Isabel Hardman Isabel Hardman

MPs are making the refit of Parliament all about them. It isn’t.

Theresa May likes to avoid awkward rows at all costs: that much we already know. Today’s papers carry two stories showing this: she is said to be abandoning plans to give a Brexit speech just in case it causes further divisions in her Cabinet, and is also racking up what The Times estimates is a £230 million bill by delaying the refurbishment of Parliament.

Both the Cabinet and Parliament are dangerously unstable, with chunks falling from them every day. The latter, though, has been here a long time, is one of the most famous buildings in the world, and attracts vast numbers of tourists. Philip Hammond and Greg Clark don’t raise quite so much interest, oddly.

The Conservatives are keen to push back the decision on the works until after the 2022 general election because they are worried that taxpayers will be angry about the huge bill that it will incur. The problem is that avoiding conflict at all costs does include quite a hefty cost in this instance: it’s not just that these works are essential rather than luxury embellishments to the building, but also that civil servants have already left Richmond House, which is supposed to house MPs when they’re turfed out of the Palace, and are in a rented office block up the road.

But it’s unfair to blame Theresa May entirely for the planned delay to the refit of the Palace of Westminster. The reason she wants to give MPs the option to delay the start of the work isn’t just that she is a timid politician: it’s that all politicians are both ridiculously frightened of their own shadows and also rather selfish.

I don’t mean selfish in the sense that caricatures of MPs tend to suggest: money-grabbing, lying, in-it-for-themselves types. It’s that their reaction to the looming cost of repairing the Parliamentary Estate is all about them, and not about the matter in question. They are more frightened of what the public will think of them for spending money on their own building than they are of that building collapsing further. They are so frightened of their own shadows that they don’t see any value in standing by what is indisputably the right decision, and instead hope that some other group of MPs might instead shoulder the public wrath.

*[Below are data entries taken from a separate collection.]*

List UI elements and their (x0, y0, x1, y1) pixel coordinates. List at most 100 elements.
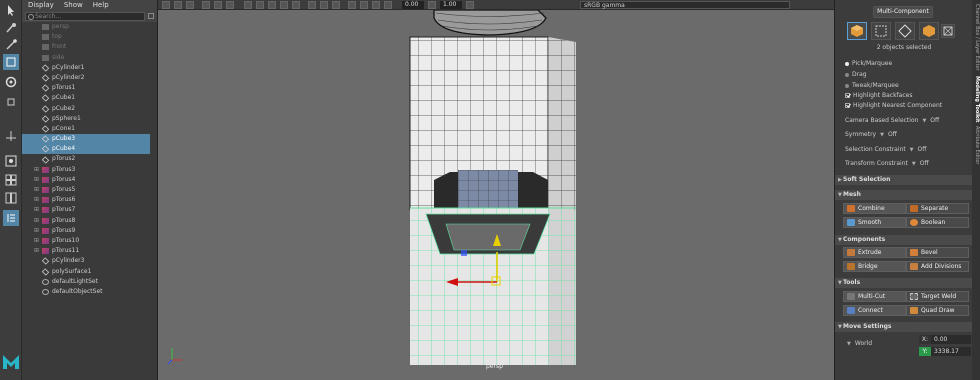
extrude-button[interactable]: Extrude (843, 247, 906, 258)
smooth-button[interactable]: Smooth (843, 217, 906, 228)
pick-marquee-option[interactable]: Pick/Marquee (845, 60, 892, 67)
outliner-item[interactable]: ⊞ pTorus5 (22, 185, 150, 195)
y-value-field[interactable]: 3338.17 (931, 347, 971, 356)
object-mode-icon[interactable] (847, 22, 867, 40)
paint-select-tool-icon[interactable] (3, 36, 19, 52)
outliner-item[interactable]: front (22, 42, 150, 52)
gamma-icon[interactable] (428, 1, 436, 9)
face-mode-icon[interactable] (919, 22, 939, 40)
textured-icon[interactable] (280, 1, 288, 9)
menu-show[interactable]: Show (64, 0, 83, 10)
wireframe-icon[interactable] (244, 1, 252, 9)
outliner-item[interactable]: ⊞ pTorus11 (22, 246, 150, 256)
add-divisions-button[interactable]: Add Divisions (906, 261, 969, 272)
expand-toggle-icon[interactable]: ⊞ (34, 236, 40, 246)
highlight-backfaces-checkbox[interactable]: Highlight Backfaces (845, 92, 912, 99)
rotate-tool-icon[interactable] (3, 74, 19, 90)
resolution-gate-icon[interactable] (226, 1, 234, 9)
shadows-icon[interactable] (308, 1, 316, 9)
two-pane-layout-icon[interactable] (3, 190, 19, 206)
color-space-select[interactable]: sRGB gamma (580, 1, 790, 9)
bridge-button[interactable]: Bridge (843, 261, 906, 272)
camera-based-selection-row[interactable]: Camera Based Selection ▼ Off (845, 117, 939, 124)
menu-display[interactable]: Display (28, 0, 54, 10)
tab-attribute-editor[interactable]: Attribute Editor (972, 126, 980, 164)
menu-help[interactable]: Help (93, 0, 109, 10)
highlight-nearest-checkbox[interactable]: Highlight Nearest Component (845, 102, 942, 109)
outliner-item[interactable]: ⊞ pTorus9 (22, 226, 150, 236)
outliner-item[interactable]: polySurface1 (22, 267, 150, 277)
outliner-item[interactable]: defaultObjectSet (22, 287, 150, 297)
bookmark-icon[interactable] (174, 1, 182, 9)
tweak-marquee-option[interactable]: Tweak/Marquee (845, 82, 899, 89)
outliner-item[interactable]: side (22, 53, 150, 63)
tools-section-header[interactable]: ▼ Tools (835, 278, 973, 288)
outliner-search-input[interactable]: Search... (25, 11, 145, 21)
outliner-item[interactable]: ⊞ pTorus7 (22, 205, 150, 215)
move-tool-icon[interactable] (3, 54, 19, 70)
anti-aliasing-icon[interactable] (332, 1, 340, 9)
expand-toggle-icon[interactable]: ⊞ (34, 185, 40, 195)
tab-channel-box[interactable]: Channel Box / Layer Editor (972, 4, 980, 71)
search-options-icon[interactable] (148, 13, 154, 19)
outliner-item[interactable]: pCube3 (22, 134, 150, 145)
x-value-field[interactable]: 0.00 (931, 335, 971, 344)
single-pane-layout-icon[interactable] (3, 153, 19, 169)
outliner-item[interactable]: defaultLightSet (22, 277, 150, 287)
perspective-viewport[interactable]: persp (158, 10, 834, 380)
smooth-shade-icon[interactable] (256, 1, 264, 9)
outliner-item[interactable]: pCylinder3 (22, 256, 150, 266)
outliner-item[interactable]: top (22, 32, 150, 42)
vertex-mode-icon[interactable] (871, 22, 891, 40)
wireframe-on-shaded-icon[interactable] (268, 1, 276, 9)
exposure-field[interactable]: 0.00 (402, 1, 424, 9)
film-gate-icon[interactable] (214, 1, 222, 9)
camera-attributes-icon[interactable] (162, 1, 170, 9)
outliner-item[interactable]: pTorus2 (22, 154, 150, 164)
multi-component-button[interactable]: Multi-Component (873, 6, 933, 18)
select-tool-icon[interactable] (3, 2, 19, 18)
expand-toggle-icon[interactable]: ⊞ (34, 205, 40, 215)
xray-joints-icon[interactable] (372, 1, 380, 9)
mesh-section-header[interactable]: ▼ Mesh (835, 190, 973, 200)
uv-mode-icon[interactable] (941, 24, 955, 38)
combine-button[interactable]: Combine (843, 203, 906, 214)
edge-mode-icon[interactable] (895, 22, 915, 40)
symmetry-row[interactable]: Symmetry ▼ Off (845, 131, 897, 138)
boolean-button[interactable]: Boolean (906, 217, 969, 228)
separate-button[interactable]: Separate (906, 203, 969, 214)
grid-toggle-icon[interactable] (202, 1, 210, 9)
scale-tool-icon[interactable] (3, 94, 19, 110)
outliner-item[interactable]: pCube4 (22, 144, 150, 155)
outliner-item[interactable]: pCone1 (22, 124, 150, 134)
outliner-item[interactable]: pTorus1 (22, 83, 150, 93)
outliner-item[interactable]: pSphere1 (22, 114, 150, 124)
xray-icon[interactable] (360, 1, 368, 9)
connect-button[interactable]: Connect (843, 305, 906, 316)
expand-toggle-icon[interactable]: ⊞ (34, 175, 40, 185)
expand-toggle-icon[interactable]: ⊞ (34, 216, 40, 226)
outliner-item[interactable]: pCube1 (22, 93, 150, 103)
bevel-button[interactable]: Bevel (906, 247, 969, 258)
selection-constraint-row[interactable]: Selection Constraint ▼ Off (845, 146, 926, 153)
outliner-item[interactable]: ⊞ pTorus8 (22, 216, 150, 226)
expand-toggle-icon[interactable]: ⊞ (34, 165, 40, 175)
expand-toggle-icon[interactable]: ⊞ (34, 195, 40, 205)
outliner-item[interactable]: persp (22, 22, 150, 32)
four-pane-layout-icon[interactable] (3, 172, 19, 188)
quad-draw-button[interactable]: Quad Draw (906, 305, 969, 316)
lighting-icon[interactable] (292, 1, 300, 9)
outliner-item[interactable]: pCube2 (22, 104, 150, 114)
outliner-layout-icon[interactable] (3, 210, 19, 226)
lasso-tool-icon[interactable] (3, 20, 19, 36)
components-section-header[interactable]: ▼ Components (835, 235, 973, 245)
expand-toggle-icon[interactable]: ⊞ (34, 226, 40, 236)
soft-mod-tool-icon[interactable] (3, 128, 19, 144)
outliner-item[interactable]: ⊞ pTorus3 (22, 165, 150, 175)
move-settings-header[interactable]: ▼ Move Settings (835, 322, 973, 332)
xray-components-icon[interactable] (384, 1, 392, 9)
color-management-icon[interactable] (466, 1, 474, 9)
isolate-select-icon[interactable] (348, 1, 356, 9)
expand-toggle-icon[interactable]: ⊞ (34, 246, 40, 256)
target-weld-button[interactable]: Target Weld (906, 291, 969, 302)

There is probably a little bit of jealousy in this too: MPs don’t want to be moved out of the beautiful parliamentary estate where you walk past a stone lion and unicorn every morning when you get off the tube, and where portraits of Elizabeth I greet you as you walk between meetings. They’d rather another cohort had to suffer the indignity of working in a rather more bland office block. All of us who work on the Parliamentary estate feel proud of its architecture, its history, and its quirks – even though few of us really know our way around its labyrinthine corridors particularly well. But if the current inhabitants are so jealously protective of the building they love that they keep it from being repaired, then that is the worst sort of destructive jealousy.

The great irony of this nervousness about telling voters that Parliament needs £4 billion spending on it is that voters already dislike politicians. They are already the least-trusted group. They were already disliked before the expenses scandal, which merely crystallised voter disgust, rather than created it. So if they spend £4 billion on renovating what isn’t their building anyway, but a UNESCO World Heritage Site that belongs to the people of Great Britain and Northern Ireland, then, yes, they might attract some ire. But chances are that this ire existed before the decision, and was merely expressed using the expenses scandal, rather than expensive but necessary building work.

If politicians weren’t so preoccupied with themselves, they would realise that the decision about refurbishment actually has very little to do with them. It’s about protecting an historic building that they only have a right to enter for a few years, but which has stood, in one form or another, since the 11th Century.